Apache spark spark结构化流媒体中的触发间隔控制_Apache Spark_Apache Kafka_Apache Spark Sql_Spark Structured Streaming

Apache spark spark结构化流媒体中的触发间隔控制

apache-spark apache-kafka

Apache spark spark结构化流媒体中的触发间隔控制,apache-spark,apache-kafka,apache-spark-sql,spark-structured-streaming,Apache Spark,Apache Kafka,Apache Spark Sql,Spark Structured Streaming,对于给定的场景，我希望结合连续和批处理触发器过滤结构化流中的数据集我知道这听起来不切实际，也许不可行。下面是我努力实现的目标让应用程序中设置的处理时间间隔为5分钟。将记录设置为以下模式： { "type":"record", "name":"event", "fields":[ { "name":"Student", "type":"string" }, { "name":"Subject", "type":

对于给定的场景，我希望结合连续和批处理触发器过滤结构化流中的数据集

我知道这听起来不切实际，也许不可行。下面是我努力实现的目标

让应用程序中设置的处理时间间隔为5分钟。将记录设置为以下模式：

  {
       "type":"record",
       "name":"event",
       "fields":[
         { "name":"Student", "type":"string" },
         { "name":"Subject", "type":"string" } 
   ]}

我的流媒体应用程序应该通过考虑以下两个标准之一将结果写入接收器

如果一个学生有5门以上的科目。（优先考虑本标准。
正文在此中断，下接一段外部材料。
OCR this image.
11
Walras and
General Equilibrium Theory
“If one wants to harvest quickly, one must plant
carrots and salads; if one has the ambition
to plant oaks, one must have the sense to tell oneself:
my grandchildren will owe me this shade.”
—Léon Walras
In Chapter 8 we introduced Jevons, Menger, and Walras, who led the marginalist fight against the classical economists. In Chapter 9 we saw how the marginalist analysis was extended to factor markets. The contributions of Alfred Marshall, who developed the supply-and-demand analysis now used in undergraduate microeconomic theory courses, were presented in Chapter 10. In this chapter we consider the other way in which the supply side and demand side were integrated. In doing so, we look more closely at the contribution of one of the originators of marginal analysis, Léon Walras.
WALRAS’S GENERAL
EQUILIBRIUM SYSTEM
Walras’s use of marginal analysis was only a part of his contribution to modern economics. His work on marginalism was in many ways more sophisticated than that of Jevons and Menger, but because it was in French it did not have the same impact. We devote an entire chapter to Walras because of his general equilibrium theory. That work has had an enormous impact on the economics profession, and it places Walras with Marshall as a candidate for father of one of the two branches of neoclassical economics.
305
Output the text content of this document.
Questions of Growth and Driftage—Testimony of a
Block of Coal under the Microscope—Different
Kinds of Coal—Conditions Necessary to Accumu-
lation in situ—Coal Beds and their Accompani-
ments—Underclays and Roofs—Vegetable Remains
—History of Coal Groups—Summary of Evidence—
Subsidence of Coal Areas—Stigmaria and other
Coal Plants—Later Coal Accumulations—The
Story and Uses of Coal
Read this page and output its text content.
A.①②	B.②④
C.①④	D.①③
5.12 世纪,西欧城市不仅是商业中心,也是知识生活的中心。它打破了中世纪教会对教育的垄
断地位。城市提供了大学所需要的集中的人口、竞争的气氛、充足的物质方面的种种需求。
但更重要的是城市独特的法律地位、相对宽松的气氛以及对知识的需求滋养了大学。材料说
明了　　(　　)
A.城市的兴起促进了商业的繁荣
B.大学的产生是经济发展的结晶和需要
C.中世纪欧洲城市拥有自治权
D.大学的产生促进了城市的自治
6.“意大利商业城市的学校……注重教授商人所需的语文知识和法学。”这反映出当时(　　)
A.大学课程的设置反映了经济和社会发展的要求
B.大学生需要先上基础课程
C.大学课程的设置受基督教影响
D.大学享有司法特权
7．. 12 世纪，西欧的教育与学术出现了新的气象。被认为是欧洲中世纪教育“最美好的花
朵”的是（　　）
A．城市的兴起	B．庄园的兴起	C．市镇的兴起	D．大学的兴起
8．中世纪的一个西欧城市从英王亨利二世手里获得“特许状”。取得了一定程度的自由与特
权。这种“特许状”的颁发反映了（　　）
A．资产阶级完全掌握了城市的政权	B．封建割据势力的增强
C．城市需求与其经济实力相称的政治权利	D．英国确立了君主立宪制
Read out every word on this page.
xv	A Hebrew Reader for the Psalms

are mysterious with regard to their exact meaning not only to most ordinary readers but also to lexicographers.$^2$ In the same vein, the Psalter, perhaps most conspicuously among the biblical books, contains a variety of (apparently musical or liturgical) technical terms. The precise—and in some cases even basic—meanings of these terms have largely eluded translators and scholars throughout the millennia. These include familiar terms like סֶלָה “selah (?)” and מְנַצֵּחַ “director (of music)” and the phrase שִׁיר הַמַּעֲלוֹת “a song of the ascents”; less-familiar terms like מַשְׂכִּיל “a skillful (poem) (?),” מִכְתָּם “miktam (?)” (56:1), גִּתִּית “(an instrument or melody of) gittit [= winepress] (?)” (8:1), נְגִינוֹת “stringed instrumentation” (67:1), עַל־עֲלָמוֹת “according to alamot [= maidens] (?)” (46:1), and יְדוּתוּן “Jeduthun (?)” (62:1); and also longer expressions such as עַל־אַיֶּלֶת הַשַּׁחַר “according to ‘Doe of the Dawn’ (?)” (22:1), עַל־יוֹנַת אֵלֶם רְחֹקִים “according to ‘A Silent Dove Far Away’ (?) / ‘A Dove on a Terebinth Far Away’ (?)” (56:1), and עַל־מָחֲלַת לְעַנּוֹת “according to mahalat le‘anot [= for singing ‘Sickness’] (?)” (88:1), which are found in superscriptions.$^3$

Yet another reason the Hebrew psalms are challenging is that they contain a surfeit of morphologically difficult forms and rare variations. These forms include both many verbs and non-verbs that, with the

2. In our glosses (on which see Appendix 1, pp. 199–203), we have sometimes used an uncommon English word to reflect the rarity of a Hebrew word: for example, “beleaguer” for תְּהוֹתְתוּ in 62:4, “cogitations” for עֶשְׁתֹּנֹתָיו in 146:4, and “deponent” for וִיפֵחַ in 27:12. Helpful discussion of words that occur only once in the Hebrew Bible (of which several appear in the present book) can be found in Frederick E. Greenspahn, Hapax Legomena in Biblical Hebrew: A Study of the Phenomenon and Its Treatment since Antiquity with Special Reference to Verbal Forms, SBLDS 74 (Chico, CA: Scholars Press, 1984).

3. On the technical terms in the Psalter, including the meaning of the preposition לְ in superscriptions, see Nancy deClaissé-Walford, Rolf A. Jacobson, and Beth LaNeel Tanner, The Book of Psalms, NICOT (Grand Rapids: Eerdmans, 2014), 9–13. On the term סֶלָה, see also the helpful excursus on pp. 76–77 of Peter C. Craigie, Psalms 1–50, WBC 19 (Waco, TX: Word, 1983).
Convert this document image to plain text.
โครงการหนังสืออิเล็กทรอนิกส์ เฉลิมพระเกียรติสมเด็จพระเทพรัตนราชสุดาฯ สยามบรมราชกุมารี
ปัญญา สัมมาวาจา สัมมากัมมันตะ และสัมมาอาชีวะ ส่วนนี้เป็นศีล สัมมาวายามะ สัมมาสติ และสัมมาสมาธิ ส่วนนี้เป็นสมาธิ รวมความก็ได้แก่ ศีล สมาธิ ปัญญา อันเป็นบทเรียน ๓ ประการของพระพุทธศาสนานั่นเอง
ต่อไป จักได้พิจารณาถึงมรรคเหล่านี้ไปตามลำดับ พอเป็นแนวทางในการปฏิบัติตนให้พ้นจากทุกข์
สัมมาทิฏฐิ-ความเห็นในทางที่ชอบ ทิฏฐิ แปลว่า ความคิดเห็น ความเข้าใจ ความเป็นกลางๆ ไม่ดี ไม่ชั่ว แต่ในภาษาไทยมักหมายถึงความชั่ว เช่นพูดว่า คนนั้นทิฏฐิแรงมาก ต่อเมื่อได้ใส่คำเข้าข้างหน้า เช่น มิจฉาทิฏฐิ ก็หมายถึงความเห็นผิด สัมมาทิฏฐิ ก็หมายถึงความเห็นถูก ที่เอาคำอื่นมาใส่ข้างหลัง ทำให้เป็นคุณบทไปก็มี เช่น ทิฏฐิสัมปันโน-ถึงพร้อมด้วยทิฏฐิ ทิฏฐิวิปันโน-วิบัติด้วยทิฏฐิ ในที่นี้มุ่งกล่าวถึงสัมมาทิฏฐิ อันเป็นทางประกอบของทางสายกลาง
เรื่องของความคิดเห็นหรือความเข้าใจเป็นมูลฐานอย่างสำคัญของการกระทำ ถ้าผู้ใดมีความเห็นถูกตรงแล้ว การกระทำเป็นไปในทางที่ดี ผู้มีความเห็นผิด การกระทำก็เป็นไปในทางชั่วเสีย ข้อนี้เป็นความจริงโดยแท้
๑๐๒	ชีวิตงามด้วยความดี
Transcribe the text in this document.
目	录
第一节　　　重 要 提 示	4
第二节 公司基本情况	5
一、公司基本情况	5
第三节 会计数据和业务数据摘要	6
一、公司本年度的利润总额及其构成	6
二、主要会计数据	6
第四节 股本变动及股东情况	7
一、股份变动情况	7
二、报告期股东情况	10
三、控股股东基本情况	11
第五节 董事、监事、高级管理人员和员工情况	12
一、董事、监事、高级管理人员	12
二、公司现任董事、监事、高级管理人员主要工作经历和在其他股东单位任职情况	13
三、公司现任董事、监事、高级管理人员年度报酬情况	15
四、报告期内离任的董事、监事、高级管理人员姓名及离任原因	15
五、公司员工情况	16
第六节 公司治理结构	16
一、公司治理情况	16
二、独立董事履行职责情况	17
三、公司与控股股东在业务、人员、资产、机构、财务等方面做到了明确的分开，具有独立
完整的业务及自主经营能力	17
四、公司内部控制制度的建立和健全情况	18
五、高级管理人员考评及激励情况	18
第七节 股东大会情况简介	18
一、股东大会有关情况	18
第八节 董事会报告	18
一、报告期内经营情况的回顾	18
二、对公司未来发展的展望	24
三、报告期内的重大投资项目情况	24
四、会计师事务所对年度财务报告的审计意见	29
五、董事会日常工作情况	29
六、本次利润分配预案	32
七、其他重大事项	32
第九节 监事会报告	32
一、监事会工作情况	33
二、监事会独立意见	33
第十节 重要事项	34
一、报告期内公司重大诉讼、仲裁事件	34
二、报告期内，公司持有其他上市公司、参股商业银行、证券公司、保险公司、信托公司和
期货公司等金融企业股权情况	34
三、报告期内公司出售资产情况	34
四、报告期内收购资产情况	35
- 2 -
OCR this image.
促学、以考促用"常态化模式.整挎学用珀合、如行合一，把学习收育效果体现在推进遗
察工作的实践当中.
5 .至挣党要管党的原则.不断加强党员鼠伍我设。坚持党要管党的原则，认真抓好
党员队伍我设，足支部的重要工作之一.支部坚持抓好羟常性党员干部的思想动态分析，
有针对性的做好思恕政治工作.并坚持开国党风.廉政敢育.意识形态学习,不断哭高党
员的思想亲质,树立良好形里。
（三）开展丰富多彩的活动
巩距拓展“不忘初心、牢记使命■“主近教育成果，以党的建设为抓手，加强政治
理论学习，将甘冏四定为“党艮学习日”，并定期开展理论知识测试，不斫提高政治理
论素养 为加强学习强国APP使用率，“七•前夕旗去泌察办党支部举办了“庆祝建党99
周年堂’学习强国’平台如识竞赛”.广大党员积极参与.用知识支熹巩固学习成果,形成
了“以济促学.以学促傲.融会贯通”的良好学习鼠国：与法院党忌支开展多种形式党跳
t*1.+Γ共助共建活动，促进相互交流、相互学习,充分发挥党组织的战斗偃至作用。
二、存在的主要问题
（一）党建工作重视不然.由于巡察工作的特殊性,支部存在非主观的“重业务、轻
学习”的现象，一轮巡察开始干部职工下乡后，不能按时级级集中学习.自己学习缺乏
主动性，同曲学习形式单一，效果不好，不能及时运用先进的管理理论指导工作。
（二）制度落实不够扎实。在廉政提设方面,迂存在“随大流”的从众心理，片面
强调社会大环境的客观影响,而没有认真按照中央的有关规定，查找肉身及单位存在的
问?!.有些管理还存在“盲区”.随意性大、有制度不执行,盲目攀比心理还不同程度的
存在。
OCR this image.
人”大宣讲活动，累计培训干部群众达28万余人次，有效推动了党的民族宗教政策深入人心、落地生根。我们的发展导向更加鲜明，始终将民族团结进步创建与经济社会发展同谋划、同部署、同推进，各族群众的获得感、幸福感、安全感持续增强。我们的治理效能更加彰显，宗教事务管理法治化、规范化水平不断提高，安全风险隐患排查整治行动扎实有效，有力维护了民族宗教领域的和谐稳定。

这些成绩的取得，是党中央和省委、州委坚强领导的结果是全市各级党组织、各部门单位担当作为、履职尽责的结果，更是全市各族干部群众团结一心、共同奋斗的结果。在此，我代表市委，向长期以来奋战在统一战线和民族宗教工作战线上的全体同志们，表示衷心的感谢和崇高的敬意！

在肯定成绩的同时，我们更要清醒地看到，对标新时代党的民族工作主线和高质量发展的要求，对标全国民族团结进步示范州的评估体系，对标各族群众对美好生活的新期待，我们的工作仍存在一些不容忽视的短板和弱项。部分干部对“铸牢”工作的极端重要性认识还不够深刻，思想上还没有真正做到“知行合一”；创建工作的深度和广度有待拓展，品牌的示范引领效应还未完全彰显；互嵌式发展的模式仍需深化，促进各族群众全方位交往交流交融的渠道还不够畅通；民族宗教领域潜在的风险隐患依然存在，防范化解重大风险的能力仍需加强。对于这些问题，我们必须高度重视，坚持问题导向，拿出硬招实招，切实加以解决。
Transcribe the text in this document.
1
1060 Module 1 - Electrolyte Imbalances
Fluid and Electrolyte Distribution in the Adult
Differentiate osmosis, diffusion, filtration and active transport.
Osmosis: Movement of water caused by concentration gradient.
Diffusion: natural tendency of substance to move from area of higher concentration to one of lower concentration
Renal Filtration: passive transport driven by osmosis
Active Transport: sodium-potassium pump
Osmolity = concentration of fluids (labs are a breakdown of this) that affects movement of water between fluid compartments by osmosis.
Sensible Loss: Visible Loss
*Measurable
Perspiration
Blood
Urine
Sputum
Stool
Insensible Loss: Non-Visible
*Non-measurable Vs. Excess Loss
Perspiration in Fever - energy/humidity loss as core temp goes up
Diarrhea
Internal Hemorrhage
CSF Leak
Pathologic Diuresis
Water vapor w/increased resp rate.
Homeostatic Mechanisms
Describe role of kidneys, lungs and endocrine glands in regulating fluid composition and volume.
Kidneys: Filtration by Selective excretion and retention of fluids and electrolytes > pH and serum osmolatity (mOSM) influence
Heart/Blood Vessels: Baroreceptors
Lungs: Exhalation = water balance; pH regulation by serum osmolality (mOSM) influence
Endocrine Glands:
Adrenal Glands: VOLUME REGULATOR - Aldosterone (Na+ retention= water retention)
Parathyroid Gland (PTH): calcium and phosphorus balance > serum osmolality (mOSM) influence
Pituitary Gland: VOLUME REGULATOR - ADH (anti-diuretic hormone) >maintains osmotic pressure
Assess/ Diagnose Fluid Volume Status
）

触发器中提供的处理时间已过期

private static Injection<GenericRecord, byte[]> recordInjection;
private static StructType type;
public static final String USER_SCHEMA = "{"
        + "\"type\":\"record\","
        + "\"name\":\"alarm\","
        + "\"fields\":["
        + "  { \"name\":\"student\", \"type\":\"string\" },"
        + "  { \"name\":\"subject\", \"type\":\"string\" }"
        + "]}";

private static Schema.Parser parser = new Schema.Parser();

private static Schema schema = parser.parse(USER_SCHEMA);

static {
    recordInjection = GenericAvroCodecs.toBinary(schema);
    type = (StructType) SchemaConverters.toSqlType(schema).dataType();

}
sparkSession.udf().register("deserialize", (byte[] data) -> {
        GenericRecord record = recordInjection.invert(data).get();
        return RowFactory.create(record.get("student").toString(), record.get("subject").toString());
    }, DataTypes.createStructType(type.fields()));


Dataset<Row> ds2 = ds1
        .select("value").as(Encoders.BINARY())
        .selectExpr("deserialize(value) as rows")
        .select("rows.*")
        .selectExpr("student","subject");

StreamingQuery query1 = ds2
        .writeStream()
        .foreachBatch(
            new VoidFunction2<Dataset<Row>, Long>() {
              @Override
              public void call(Dataset<Row> rowDataset, Long aLong) throws Exception {
                rowDataset.select("student,concat(',',subject)").alias("value").groupBy("student");
              }
            }
        ).format("kafka")
        .option("kafka.bootstrap.servers", "localhost:9092")
        .option("topic", "new_in")
        .option("checkpointLocation", "checkpoint")
        .outputMode("append")
        .trigger(Trigger.ProcessingTime(10000))
        .start();
query1.awaitTermination();

在卡夫卡消费品控制台中，我期望如下所示

Test:{x,y,z,w,v} =>This should be the first response 
Test1:{x,y} => second
Test2:{x,y} => Third by the end of processing time

@杰克拉斯科夫斯基。该要求适用于每个微批次。因此，我不需要维护状态。那么为什么不使用

DataStreamWriter.foreachBatch

？似乎是最好的搭配。@JacekLaskowski我无法按学生姓名分组。我已经用我正在使用的代码更新了问题中的代码片段。请看一看，让我知道你的想法。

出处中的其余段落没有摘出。